Basically, “by accessing safety signals when overcome with fear or anxiety, we can activate a different neural network in the brain to find calm,” says Wilson.
The study looked at healthy adults, but with more research, this new understanding of safety signals could have big implications for people with anxiety. “Safety cues could be used to improve existing treatments [for stress or anxiety], particularly for those who don’t get the full benefits of common treatments,” says Heidi Meyer, PhD, post-doctoral associate at Weill Cornell Medicine and co-first author of the PNAS study. “They may also be helpful for individuals whose anxiety is a barrier to starting treatment.”
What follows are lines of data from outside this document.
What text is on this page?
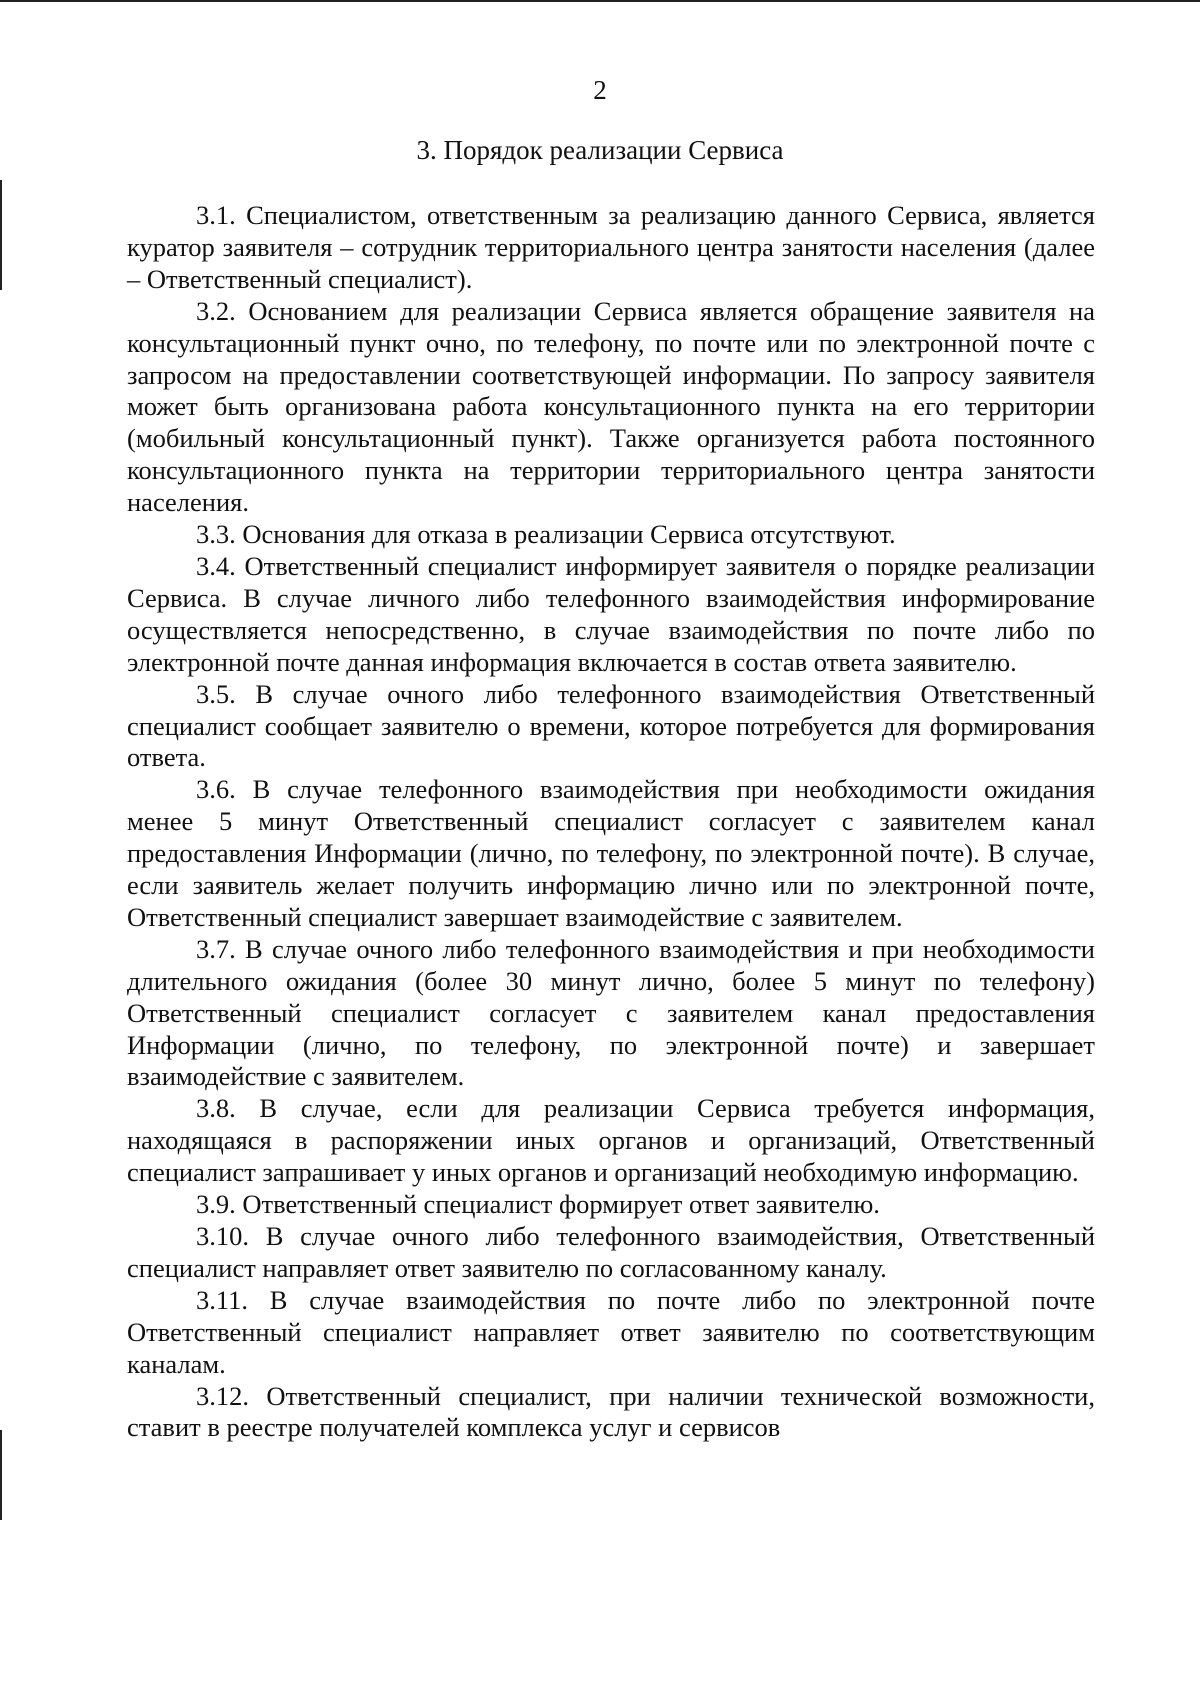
2
3. Порядок реализации Сервиса

3.1. Специалистом, ответственным за реализацию данного Сервиса, является куратор заявителя – сотрудник территориального центра занятости населения (далее – Ответственный специалист).

3.2. Основанием для реализации Сервиса является обращение заявителя на консультационный пункт очно, по телефону, по почте или по электронной почте с запросом на предоставлении соответствующей информации. По запросу заявителя может быть организована работа консультационного пункта на его территории (мобильный консультационный пункт). Также организуется работа постоянного консультационного пункта на территории территориального центра занятости населения.

3.3. Основания для отказа в реализации Сервиса отсутствуют.

3.4. Ответственный специалист информирует заявителя о порядке реализации Сервиса. В случае личного либо телефонного взаимодействия информирование осуществляется непосредственно, в случае взаимодействия по почте либо по электронной почте данная информация включается в состав ответа заявителю.

3.5. В случае очного либо телефонного взаимодействия Ответственный специалист сообщает заявителю о времени, которое потребуется для формирования ответа.

3.6. В случае телефонного взаимодействия при необходимости ожидания менее 5 минут Ответственный специалист согласует с заявителем канал предоставления Информации (лично, по телефону, по электронной почте). В случае, если заявитель желает получить информацию лично или по электронной почте, Ответственный специалист завершает взаимодействие с заявителем.

3.7. В случае очного либо телефонного взаимодействия и при необходимости длительного ожидания (более 30 минут лично, более 5 минут по телефону) Ответственный специалист согласует с заявителем канал предоставления Информации (лично, по телефону, по электронной почте) и завершает взаимодействие с заявителем.

3.8. В случае, если для реализации Сервиса требуется информация, находящаяся в распоряжении иных органов и организаций, Ответственный специалист запрашивает у иных органов и организаций необходимую информацию.

3.9. Ответственный специалист формирует ответ заявителю.

3.10. В случае очного либо телефонного взаимодействия, Ответственный специалист направляет ответ заявителю по согласованному каналу.

3.11. В случае взаимодействия по почте либо по электронной почте Ответственный специалист направляет ответ заявителю по соответствующим каналам.

3.12. Ответственный специалист, при наличии технической возможности, ставит в реестре получателей комплекса услуг и сервисов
While research catches up, though, Wilson often helps her patients to experiment with incorporating safety signals into their lives to help combat stress, since that seems to be a clear benefit. “A safety signal is like a balm you can access at any time,” she says. “No need to roll out a yoga mat, sit in meditation, or leave a situation.” Instead, a person can visualize a soothing color, look for a friend in a crowd, or otherwise pull up their safety signal to quell their fear in the moment.
Whether stress is a frequent part of your life or not, developing a list of safety signals on your own or with a counselor could help you prepare for—and better cope with—both the expected and unexpected stressful situations we all face. Think of it as making yourself a mini safe space, no matter where you are.